There’s still time to nominate local icons for Best of D.C.
A disturbing trend has emerged at the city’s burger joints: the burger bowl. In an attempt to appeal to carb-conscious diners, restaurants are offering bunless burger options served over a bed of greens. I sampled four of these nonstacked burgers and, sadly, none stacks up to a actual burger. And if you want a salad? Don’t go to a burger joint.
1. Bobby’s Burger Palace
Any burger on the menu can be turned into a “topless” burger salad. The greens dressed in a balsamic vinaigrette are the freshest of the contenders, and the caramelized patty has a perfectly pink medium rare center. (BBP and BGR are the only places in this ranking that let you choose how your burger is cooked.) Bonus points for the neatly stacked presentation with burger, cheese, tomato, (more) lettuce, and red onion.
2. BGR: The Burger Joint
For 99 cents extra, you can get any burger on a bed of mixed greens with tomato, onion, and cucumber. The cafeteriaesque salad comes undressed with a tear-open packet of balsamic or ranch on the side, so you can decide whether to drown those greens or not. Unfortunately, the tough meat and beyond-bite-sized tomato chunks made for an annoyingly difficult plastic fork and knife workout.
3. Bolt Burgers
The restaurant hadn’t received its delivery of baby field greens when I stopped by for lunch, so inferior romaine took its place.
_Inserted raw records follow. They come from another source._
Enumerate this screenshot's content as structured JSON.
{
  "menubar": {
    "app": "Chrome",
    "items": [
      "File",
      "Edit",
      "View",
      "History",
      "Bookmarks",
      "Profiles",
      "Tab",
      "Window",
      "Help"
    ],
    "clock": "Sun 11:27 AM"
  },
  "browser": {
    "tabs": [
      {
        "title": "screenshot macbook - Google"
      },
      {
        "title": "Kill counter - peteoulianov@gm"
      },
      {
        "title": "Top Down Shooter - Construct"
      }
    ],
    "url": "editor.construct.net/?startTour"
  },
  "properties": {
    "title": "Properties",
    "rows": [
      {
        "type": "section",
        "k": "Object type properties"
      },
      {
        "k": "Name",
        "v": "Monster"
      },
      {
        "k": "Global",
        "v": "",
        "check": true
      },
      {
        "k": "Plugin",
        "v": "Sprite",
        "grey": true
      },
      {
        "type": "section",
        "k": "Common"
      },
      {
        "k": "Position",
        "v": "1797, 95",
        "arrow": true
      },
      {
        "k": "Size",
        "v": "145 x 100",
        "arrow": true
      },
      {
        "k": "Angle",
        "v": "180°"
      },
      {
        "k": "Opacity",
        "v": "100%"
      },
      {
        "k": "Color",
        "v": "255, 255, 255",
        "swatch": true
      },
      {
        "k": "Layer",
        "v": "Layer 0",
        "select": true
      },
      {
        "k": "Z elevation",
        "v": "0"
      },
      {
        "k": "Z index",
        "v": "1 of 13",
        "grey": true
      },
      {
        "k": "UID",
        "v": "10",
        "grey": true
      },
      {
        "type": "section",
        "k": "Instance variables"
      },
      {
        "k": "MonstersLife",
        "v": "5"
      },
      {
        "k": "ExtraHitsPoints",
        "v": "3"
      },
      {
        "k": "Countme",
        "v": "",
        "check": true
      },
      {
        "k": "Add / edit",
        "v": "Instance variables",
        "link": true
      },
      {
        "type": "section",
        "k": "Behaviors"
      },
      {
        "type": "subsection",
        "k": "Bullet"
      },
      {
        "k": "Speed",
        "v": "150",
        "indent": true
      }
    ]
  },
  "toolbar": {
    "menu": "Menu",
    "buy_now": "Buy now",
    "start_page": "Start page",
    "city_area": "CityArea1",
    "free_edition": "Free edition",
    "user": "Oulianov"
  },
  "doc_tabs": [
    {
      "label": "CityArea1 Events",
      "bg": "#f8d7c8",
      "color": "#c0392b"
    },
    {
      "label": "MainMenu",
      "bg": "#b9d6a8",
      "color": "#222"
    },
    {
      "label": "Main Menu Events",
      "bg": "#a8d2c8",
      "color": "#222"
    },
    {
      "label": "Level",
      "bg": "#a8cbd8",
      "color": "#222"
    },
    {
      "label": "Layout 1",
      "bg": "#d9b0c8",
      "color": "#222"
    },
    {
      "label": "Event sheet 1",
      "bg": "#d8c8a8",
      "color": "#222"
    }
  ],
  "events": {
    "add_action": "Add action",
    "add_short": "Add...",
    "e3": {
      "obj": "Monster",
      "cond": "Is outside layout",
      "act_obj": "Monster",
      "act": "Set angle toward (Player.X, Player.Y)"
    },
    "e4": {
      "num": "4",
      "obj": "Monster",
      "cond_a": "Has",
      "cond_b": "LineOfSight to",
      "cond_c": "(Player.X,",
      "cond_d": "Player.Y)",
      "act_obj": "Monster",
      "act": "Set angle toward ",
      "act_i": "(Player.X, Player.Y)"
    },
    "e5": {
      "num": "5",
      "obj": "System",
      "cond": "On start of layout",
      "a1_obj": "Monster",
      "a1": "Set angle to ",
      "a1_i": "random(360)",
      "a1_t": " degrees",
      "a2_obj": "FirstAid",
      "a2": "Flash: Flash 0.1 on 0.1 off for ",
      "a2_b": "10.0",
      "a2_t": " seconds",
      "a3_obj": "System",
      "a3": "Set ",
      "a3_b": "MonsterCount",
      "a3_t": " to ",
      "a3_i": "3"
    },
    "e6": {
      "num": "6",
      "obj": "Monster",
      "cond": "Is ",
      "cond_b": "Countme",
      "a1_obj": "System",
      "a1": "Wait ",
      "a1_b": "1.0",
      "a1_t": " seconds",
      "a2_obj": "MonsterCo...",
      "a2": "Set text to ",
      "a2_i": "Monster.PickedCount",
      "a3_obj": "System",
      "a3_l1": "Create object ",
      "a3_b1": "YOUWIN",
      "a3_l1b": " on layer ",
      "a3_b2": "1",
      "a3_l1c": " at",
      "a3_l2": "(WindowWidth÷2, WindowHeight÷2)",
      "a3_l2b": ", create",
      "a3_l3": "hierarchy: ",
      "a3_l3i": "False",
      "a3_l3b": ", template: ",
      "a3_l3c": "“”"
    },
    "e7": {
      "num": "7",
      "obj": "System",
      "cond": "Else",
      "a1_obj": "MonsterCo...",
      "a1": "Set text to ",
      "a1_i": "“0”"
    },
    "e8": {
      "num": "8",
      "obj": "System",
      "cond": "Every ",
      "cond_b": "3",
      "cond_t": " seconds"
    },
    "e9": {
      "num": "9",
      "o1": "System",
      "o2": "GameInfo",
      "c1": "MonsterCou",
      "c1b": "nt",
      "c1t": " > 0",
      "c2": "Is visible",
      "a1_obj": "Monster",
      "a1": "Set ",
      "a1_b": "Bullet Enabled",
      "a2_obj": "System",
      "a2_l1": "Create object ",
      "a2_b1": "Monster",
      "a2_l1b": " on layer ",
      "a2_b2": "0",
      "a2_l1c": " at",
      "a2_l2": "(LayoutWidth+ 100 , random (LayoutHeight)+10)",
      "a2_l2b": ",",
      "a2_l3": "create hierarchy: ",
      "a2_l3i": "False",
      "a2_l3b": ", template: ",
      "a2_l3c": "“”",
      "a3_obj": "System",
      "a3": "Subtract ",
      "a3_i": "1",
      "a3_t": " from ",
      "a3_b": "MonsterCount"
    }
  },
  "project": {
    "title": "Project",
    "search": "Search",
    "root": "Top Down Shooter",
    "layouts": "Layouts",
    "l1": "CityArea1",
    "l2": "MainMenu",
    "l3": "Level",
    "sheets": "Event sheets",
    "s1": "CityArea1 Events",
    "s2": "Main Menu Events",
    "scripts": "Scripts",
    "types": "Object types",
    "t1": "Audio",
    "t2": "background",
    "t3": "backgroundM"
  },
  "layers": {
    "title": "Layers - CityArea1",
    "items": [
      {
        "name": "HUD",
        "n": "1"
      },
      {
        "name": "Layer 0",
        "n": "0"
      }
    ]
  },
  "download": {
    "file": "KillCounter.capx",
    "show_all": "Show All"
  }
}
Having to wait much longer than a colleague who ordered a regular burger after me only made me resent this burger bowl more. On the plus side, props to Bolt Burgers for separating the lettuce from the burger in carryout orders so the salad doesn’t wilt. And the balsamic vinegar and extra virgin olive oil dressing is the best of the bunch. But be warned: If you don’t order toppings on your patty, the salad contains no extra veggies, making this a sorry excuse for both a burger and a salad.
4. Five Guys
This burger bowl doesn’t even try. It’s literally a burger and toppings minus the bun and served in a bowl. No salad. No dressing. And, actually, it doesn’t even have a real bowl. No matter how many free toppings you add, this offering is doomed to feel like a popsicle without a stick. Also: raw jalapeños and sauteed onions are not appetizing if they’re not smushed between meat and bread.